O Público e o Privado (a propósito do real e do virtual)

Muito interessante a forma como Maria Elisa Sayeg aborda a questão dos blogs e da “partilha da privacidade” e a relaciona com a noção do “cultivo da subjectividade como um produto” típica da sociedade de consumo pós-moderna.

A verdade é que sendo o Ciberespaço um território relativamente novo da experiência e da actividade humanas, a nossa percepção sobre as características e a natureza desse território vai evoluindo mais devagar do que a nossa vivência dele. Muitas pessoas têm, de facto, dificuldade em percepcionar que o que partilham/disponibilizam numa página da Internet está no espaço público global, acessível a todos. Com a agravante de, ao contrário das formas tradicionais de discurso público, o acesso ao autor e a manipulação do “dito” ser incomparavelmente mais fácil no mundo digital em rede.

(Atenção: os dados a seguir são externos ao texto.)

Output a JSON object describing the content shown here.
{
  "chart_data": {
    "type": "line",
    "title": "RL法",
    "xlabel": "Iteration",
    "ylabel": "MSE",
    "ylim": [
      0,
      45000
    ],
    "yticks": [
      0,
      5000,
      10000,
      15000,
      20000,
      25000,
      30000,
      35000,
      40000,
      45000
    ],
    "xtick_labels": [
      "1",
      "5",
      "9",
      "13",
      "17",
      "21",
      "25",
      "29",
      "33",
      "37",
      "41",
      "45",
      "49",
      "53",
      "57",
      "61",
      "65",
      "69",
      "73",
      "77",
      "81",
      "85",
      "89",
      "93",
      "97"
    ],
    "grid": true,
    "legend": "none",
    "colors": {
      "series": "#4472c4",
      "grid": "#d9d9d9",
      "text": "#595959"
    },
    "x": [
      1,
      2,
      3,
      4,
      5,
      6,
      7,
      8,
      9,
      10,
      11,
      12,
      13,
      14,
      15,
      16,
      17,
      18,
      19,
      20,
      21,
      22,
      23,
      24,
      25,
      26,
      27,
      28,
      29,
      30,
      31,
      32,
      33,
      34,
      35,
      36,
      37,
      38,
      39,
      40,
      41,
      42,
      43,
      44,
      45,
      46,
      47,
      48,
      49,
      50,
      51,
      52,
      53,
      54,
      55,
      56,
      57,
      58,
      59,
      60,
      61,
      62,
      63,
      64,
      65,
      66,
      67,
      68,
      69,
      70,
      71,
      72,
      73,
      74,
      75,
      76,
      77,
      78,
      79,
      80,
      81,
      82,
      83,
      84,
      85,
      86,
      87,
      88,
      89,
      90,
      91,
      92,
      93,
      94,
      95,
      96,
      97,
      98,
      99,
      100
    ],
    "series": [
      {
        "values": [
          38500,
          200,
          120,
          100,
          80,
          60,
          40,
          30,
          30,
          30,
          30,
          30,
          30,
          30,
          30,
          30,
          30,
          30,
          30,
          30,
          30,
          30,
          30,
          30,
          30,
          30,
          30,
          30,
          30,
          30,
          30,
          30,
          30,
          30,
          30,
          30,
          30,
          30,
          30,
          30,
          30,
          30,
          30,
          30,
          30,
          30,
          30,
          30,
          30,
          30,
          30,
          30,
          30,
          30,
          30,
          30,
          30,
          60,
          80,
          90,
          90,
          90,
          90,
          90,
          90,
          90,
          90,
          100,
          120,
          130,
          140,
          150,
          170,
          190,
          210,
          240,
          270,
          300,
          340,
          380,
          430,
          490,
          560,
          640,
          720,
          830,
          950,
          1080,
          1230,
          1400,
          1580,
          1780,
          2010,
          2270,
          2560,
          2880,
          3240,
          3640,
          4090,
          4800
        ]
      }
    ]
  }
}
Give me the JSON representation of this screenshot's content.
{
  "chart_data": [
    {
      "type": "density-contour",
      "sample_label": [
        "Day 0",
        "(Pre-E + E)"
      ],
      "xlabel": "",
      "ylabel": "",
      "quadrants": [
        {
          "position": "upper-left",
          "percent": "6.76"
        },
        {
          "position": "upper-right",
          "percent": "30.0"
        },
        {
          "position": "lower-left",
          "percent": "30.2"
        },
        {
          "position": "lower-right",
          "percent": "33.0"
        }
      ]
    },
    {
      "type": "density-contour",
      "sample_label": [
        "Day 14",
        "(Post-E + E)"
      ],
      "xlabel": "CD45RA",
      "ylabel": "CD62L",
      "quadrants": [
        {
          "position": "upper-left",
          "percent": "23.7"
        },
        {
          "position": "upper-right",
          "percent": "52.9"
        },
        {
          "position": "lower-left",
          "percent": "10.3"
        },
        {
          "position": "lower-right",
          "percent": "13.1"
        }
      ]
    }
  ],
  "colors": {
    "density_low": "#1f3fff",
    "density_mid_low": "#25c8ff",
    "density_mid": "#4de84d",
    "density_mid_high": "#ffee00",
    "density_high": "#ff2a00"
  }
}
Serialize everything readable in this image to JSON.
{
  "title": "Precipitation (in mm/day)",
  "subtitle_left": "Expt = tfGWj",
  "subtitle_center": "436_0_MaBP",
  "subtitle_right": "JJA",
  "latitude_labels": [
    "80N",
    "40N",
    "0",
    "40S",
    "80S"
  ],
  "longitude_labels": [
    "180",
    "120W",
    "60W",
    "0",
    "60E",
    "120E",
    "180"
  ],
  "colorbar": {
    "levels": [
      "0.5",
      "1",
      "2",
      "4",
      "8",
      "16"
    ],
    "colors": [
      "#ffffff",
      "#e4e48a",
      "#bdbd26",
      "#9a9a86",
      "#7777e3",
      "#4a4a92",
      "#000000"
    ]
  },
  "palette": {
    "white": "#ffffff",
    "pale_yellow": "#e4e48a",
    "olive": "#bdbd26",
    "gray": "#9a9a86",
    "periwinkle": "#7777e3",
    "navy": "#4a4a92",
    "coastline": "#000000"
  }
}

Mas se existe uma tendência para partilhar mais do espaço privado de cada um, a verdade é que isso não significa que se partilhe uma intimidade ou uma autenticidade do ser. O que as pessoas mostram ao mundo não é o que são, mas o que querem parecer, e o facto de isso ser maioritariamente veiculado através da escrita dá um controlo razoavelmente extenso.

Mesmo quando se usam imagens ou video, como o caso referido de Jenni, o que se conclui é que ela está a partilhar uma pseudo-privacidade, uma ilusão de intimidade – o que vemos é a superfície das coisas (os objectos, os espaços). Ou seja, mostra-se mas não se revela.

Vários destes aspectos, aliás – a fragmentaridade do sujeito, a multiplicidade de identidades (ou a instabilidade da noção de identidade), a permeabilidade entre o espaço público e o espaço privado, a encenação do ser que se quer parecer, etc. – são, como discutimos em CE a propósito do Lévy, marcas da cultura pós-moderna, estabilizadas e reconhecíveis muito antes de a Internet exisir e estar disseminada. O que parece acontecer é que a natureza do digital (dada a sua modularidade e transformabilidade), por um lado, e as possibilidades de comunicação multi-lateral das redes criaram um espaço muito adequado à expressão e desenvolvimento destes aspectos. Nesse sentido, é interessante lembrar o que diz Castells:

Os sistemas tecnológicos produzem-se socialmente e a produção social é determinada pela cultura.

Sem negar, naturalmente, que a utilização das tecnologias (a vivência do território) possui depois uma dinâmica própria que gera transformações e produz formas novas de expressão cultural e social.